Mint and Jalepeno Jelly
by Christine
(North Shore, NZ)
This is great with cold meats, curry (instead of mango chutney), lamb - of course - and whatever else takes your fancy! I am getting orders to make more from friends and its a great way to use up the mint growing in the garden. Obviously, you can add more chillies ;o}
- 2 cups fresh mint (any type) leaves, chopped fine
- 2 jalapeņo peppers (I use whatever chillies I have), seeded, diced
- 3/4 cup white wine or cider vinegar (I prefer cider vinegar)
- 2 Tbs lemon juice
- 3 1/2 cups sugar
- 1 envelope powdered pectin
In a small saucepan, heat the mint leaves with 1 1/2 cups water, bring to boil, shut off heat and let steep for 30 minutes.
Strain mint infusion into large saucepan, squeezing out mint leaves to extract as much mint as possible (I used several sheets of kitchen roll in a small colander for straining). Discard boiled leaves.
Add vinegar, lemon juice, chopped jalapeņos, and pectin to the mint infusion, stir well.
Heat to hard boiling, stirring constantly.

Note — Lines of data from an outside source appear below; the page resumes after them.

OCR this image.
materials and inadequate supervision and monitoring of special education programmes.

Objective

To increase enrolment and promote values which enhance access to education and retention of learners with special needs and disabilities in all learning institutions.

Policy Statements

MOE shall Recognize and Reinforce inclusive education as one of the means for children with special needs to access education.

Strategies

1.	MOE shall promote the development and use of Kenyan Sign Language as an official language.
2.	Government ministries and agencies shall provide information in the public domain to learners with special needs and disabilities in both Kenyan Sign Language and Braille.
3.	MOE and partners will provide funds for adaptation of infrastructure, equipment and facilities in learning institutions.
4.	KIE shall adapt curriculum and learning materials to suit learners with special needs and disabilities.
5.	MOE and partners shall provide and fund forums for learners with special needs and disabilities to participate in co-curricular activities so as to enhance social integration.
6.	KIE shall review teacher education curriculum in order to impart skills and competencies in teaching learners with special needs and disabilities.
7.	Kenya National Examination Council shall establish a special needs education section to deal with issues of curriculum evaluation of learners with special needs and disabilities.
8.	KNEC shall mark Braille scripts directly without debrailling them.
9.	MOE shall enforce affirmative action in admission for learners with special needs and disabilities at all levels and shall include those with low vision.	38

Add sugar and keep stirring until the jelly has boiled hard for about 2 minutes, or until it has started to thicken. This will bubble up quite a bit, so make sure that your pot is at least twice as large as the mixture.
Turn off heat and let sit for a few minutes then pour into hot jars.
Gently invert jars several times during cooling to redistribute the chilli.
Can be eaten virtually straight away but, I find the flavour deepens the longer it is stored.